Now, I’m not ashamed to say that I’ve put this to the test time (and time...) again. Does it work? No idea -- how am I to know if the pain I’m feeling after knocking a knee into the coffee table is any more tolerable than it would have been had I kept my mouth shut? Nevertheless, it makes me feel a little more in control of a 30-second situation that otherwise feels unbearable and unnecessary.
But who does know? Psychologist Richard Stephens, who’s become the resident expert on physiological responses to pain resulting from swearing.
Cursing used to be thought of as a contributor to catastrophizing, or thinking that a bad thing happening to you is the very worst thing. But Stephens wasn’t down with that explanation, given that a lot of people, when confronted with pain, immediately have a knee-jerk reaction to exclaim some profanity or another. Why would we shout a curse word if our bodies thought it would make us feel worse?
To figure it out, Stephens has conducted a number of studies to test how swearing affects the body’s reaction to certain stimuli. He started in 2009 at Keele University in Staffordshire, England, where dozens of undergrad students held their hands under ice water to see how long they could stand it. One group did it while cursing, while the other uttered neutral words. They found that the curse words made it possible for the students’ hands to stay submerged longer.
Almost a decade later, Stephens put a number of participants through short but intense workouts, allowing some to swear and others to say random, neutral words. Lo and behold, those who were cursing performed better.
This checks out -- pain is more psychological than biological, and anything from your mood and personality to extenuating circumstances and previous pain experiences can affect how we perceive physical pain. Hence why personal trainers will yell at you to “push yourself” and “fight through it”: It’s possible probable that your body can be pushed to new limits if your mind allows it to be.

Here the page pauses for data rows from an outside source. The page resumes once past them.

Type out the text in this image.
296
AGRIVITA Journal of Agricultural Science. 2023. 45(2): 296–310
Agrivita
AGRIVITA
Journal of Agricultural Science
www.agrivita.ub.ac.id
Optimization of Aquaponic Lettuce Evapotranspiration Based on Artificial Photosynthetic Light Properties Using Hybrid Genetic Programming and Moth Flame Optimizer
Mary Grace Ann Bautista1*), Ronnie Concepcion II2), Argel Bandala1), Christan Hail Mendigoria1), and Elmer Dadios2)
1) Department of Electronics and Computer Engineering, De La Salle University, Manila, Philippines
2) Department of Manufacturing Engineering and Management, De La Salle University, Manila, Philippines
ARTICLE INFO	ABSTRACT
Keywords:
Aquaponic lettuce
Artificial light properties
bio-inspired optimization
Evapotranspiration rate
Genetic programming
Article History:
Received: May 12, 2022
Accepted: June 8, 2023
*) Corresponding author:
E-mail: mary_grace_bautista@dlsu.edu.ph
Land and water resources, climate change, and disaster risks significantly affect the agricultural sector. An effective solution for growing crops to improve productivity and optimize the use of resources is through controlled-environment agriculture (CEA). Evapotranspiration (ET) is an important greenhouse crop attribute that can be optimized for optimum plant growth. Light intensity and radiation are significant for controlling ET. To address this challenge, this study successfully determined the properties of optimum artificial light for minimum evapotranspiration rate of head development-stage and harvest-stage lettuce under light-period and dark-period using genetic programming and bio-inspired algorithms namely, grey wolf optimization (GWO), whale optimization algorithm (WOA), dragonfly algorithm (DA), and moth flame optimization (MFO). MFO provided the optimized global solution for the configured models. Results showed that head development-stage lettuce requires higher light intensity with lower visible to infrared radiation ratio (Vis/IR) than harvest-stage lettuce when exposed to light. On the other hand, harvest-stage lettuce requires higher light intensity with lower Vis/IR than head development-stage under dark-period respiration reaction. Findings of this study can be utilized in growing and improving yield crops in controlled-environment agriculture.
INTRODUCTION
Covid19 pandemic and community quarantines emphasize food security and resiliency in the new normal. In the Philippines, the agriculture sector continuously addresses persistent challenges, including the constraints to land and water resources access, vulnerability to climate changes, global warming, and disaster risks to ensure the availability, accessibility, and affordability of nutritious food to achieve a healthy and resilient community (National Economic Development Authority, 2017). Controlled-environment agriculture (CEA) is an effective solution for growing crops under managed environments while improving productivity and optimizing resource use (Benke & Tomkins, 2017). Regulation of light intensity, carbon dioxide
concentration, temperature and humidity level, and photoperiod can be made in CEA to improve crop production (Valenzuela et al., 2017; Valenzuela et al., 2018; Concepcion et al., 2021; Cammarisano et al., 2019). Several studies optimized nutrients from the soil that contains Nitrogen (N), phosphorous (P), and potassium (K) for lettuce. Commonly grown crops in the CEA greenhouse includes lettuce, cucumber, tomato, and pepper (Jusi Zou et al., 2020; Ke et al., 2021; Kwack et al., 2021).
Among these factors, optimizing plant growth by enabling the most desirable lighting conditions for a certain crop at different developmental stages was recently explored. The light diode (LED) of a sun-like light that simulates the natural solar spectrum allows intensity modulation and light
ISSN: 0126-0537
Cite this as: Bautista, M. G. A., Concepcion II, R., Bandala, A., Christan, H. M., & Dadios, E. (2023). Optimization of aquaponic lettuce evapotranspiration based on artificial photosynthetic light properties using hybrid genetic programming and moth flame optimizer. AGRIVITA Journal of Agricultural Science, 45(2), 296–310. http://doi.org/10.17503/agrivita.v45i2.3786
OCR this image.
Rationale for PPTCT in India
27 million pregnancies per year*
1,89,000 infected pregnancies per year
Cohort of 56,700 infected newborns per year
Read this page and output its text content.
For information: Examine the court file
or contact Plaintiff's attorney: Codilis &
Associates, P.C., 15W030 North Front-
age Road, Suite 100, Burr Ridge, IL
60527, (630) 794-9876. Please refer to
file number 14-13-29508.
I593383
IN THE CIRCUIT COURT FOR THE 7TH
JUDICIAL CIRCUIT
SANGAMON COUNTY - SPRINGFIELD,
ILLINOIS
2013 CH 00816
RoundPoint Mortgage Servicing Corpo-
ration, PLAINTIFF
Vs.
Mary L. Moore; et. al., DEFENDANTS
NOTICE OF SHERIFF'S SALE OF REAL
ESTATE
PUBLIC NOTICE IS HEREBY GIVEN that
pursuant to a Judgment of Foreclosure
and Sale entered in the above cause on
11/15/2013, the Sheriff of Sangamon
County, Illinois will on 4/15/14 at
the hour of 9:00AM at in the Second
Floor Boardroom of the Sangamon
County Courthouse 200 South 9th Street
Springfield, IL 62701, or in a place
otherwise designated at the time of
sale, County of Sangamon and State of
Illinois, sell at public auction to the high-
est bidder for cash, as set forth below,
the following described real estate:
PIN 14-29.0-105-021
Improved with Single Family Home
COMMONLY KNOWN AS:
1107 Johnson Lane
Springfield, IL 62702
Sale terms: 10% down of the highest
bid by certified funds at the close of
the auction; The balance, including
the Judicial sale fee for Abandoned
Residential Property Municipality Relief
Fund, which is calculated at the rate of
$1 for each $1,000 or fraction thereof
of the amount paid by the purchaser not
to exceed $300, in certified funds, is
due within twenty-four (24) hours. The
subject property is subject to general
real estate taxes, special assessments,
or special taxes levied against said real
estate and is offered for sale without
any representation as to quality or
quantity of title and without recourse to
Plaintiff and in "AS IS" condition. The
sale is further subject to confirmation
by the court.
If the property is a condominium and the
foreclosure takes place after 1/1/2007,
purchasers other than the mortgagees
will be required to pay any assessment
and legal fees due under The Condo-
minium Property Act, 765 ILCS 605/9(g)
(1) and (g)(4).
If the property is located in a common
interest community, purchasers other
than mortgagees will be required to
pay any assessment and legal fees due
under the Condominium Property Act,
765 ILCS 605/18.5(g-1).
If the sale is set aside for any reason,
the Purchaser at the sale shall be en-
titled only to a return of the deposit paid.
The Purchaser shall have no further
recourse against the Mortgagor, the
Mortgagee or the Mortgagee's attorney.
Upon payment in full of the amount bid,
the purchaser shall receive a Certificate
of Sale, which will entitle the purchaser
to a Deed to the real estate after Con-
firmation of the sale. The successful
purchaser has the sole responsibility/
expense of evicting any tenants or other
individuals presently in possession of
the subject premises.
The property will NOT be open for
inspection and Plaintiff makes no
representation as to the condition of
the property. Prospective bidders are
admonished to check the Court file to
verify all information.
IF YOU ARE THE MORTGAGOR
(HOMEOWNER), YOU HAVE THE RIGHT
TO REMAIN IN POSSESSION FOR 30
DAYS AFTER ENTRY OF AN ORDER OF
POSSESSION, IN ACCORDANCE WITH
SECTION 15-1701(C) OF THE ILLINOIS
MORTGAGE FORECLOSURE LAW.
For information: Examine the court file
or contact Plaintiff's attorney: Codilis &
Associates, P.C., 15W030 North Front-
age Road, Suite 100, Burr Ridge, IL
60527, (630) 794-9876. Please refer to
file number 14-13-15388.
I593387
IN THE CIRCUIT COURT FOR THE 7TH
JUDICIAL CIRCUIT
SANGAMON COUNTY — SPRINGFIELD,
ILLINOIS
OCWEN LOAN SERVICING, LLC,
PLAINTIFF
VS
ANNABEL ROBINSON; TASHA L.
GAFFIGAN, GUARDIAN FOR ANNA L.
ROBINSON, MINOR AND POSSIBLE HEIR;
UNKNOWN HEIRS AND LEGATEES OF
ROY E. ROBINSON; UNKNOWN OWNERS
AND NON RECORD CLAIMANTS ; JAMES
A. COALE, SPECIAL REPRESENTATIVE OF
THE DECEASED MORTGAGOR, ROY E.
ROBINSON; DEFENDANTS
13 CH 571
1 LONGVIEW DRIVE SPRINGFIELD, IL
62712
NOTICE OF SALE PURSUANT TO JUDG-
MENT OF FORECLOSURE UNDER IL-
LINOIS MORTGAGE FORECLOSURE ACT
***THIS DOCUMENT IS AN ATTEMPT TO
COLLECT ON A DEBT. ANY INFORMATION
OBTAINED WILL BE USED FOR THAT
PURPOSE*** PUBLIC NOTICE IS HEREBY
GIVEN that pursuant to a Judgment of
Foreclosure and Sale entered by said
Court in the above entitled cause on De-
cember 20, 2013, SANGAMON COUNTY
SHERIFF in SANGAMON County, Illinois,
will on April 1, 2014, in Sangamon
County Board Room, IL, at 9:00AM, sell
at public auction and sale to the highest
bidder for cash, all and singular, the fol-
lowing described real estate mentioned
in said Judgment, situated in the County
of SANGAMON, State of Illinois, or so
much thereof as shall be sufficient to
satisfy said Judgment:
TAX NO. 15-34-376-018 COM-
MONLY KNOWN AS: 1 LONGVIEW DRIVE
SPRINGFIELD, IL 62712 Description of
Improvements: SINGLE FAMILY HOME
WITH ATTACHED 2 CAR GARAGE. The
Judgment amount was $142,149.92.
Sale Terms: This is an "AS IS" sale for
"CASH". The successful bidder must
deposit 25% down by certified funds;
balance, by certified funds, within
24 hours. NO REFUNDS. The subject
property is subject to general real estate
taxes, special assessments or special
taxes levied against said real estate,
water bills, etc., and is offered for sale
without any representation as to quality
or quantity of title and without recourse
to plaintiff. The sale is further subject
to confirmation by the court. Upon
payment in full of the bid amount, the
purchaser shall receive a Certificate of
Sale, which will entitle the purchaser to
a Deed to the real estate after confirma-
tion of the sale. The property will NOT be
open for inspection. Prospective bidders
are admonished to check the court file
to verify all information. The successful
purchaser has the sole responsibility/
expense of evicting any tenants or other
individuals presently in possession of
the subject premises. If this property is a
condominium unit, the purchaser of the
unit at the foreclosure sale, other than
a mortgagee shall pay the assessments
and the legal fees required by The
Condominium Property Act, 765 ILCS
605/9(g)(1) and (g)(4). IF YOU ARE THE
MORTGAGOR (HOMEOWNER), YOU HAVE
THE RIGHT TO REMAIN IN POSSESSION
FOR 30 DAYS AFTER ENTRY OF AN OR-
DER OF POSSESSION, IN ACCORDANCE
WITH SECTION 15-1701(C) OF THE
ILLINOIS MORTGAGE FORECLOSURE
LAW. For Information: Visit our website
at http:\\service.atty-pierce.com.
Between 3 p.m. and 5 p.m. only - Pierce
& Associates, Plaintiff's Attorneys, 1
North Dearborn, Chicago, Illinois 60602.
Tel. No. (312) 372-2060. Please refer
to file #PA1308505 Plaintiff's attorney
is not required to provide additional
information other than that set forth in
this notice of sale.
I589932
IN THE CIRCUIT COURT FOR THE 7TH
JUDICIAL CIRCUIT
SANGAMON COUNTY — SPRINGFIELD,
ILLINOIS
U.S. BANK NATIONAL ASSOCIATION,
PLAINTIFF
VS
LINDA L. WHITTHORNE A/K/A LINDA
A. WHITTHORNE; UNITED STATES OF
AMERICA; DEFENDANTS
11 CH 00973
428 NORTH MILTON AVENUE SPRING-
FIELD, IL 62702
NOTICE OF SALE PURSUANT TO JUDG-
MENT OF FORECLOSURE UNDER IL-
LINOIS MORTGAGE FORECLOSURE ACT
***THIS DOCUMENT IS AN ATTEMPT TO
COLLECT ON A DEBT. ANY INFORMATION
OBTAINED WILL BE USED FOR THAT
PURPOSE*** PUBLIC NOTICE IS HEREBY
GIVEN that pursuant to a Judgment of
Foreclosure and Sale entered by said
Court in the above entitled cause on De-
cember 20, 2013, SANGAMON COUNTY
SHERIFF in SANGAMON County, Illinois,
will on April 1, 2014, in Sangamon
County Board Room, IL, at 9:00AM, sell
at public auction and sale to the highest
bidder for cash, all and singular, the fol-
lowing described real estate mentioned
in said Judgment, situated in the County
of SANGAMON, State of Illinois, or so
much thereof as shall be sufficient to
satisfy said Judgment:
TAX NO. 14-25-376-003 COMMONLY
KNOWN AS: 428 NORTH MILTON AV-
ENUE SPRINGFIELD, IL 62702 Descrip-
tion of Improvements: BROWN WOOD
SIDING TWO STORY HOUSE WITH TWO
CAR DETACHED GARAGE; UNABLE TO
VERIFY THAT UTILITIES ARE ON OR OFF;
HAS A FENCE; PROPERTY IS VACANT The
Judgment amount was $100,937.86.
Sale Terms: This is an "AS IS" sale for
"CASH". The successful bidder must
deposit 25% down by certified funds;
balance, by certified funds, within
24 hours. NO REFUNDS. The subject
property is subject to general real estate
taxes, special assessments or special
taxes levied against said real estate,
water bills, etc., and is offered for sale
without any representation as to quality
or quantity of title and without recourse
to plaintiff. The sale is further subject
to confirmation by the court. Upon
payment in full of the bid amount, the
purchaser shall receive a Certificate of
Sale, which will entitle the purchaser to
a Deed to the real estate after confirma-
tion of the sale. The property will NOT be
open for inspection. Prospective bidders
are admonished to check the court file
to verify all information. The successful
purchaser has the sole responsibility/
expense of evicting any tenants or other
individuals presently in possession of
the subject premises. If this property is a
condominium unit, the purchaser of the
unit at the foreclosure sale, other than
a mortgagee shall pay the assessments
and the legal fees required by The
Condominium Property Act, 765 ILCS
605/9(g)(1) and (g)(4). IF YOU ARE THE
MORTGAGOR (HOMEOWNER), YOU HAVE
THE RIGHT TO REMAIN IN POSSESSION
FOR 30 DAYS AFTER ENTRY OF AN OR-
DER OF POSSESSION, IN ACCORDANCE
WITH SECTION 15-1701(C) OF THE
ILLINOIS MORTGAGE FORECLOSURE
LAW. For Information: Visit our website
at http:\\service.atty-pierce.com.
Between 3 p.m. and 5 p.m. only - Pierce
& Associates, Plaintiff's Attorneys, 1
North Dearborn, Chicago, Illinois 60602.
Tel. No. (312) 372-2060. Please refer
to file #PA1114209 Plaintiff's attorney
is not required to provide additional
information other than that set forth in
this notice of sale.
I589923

To explain the results of his experiments, Stephens originally believed swearing lessened our pain because it triggered a fight or flight response. Believe it or not, cursing actually produces mild stress in our bodies -- I know, weird, right? Considering we often swear to reduce stress. But it sets up a defensive response in us, pumping adrenaline into and increasing our heart rates, if ever so slightly. In this way, your body is better prepared to fight back against whatever threat it's facing. In this case, pain.
“When we swear, it sends a message to the amygdala [the emotional response center] in the brain,” Amy Cooper Hakim, Ph.D, explained to NBC News. “The words themselves don’t help us to better tolerate pain -- but the emotional and physical reaction that we have by saying the words triggers the fight or flight response, which then gives us that burst of energy to make it through the difficult or painful task.”
This may very well still be true, but the exercise experiment did not result in the same response; no fight or flight response was triggered during the workouts. So, swearing may do something else to our brains besides low-key stressing us out.
One thing to note: Cursing too often will render this pain tolerance null and void. Stephens found that habitual swearers didn’t have as strong of a response to repeating expletives as those who tend keep it clean did.
TL;DR: Swearing does, in fact, help you deal with pain, but save your F-bombs for when it really hurts.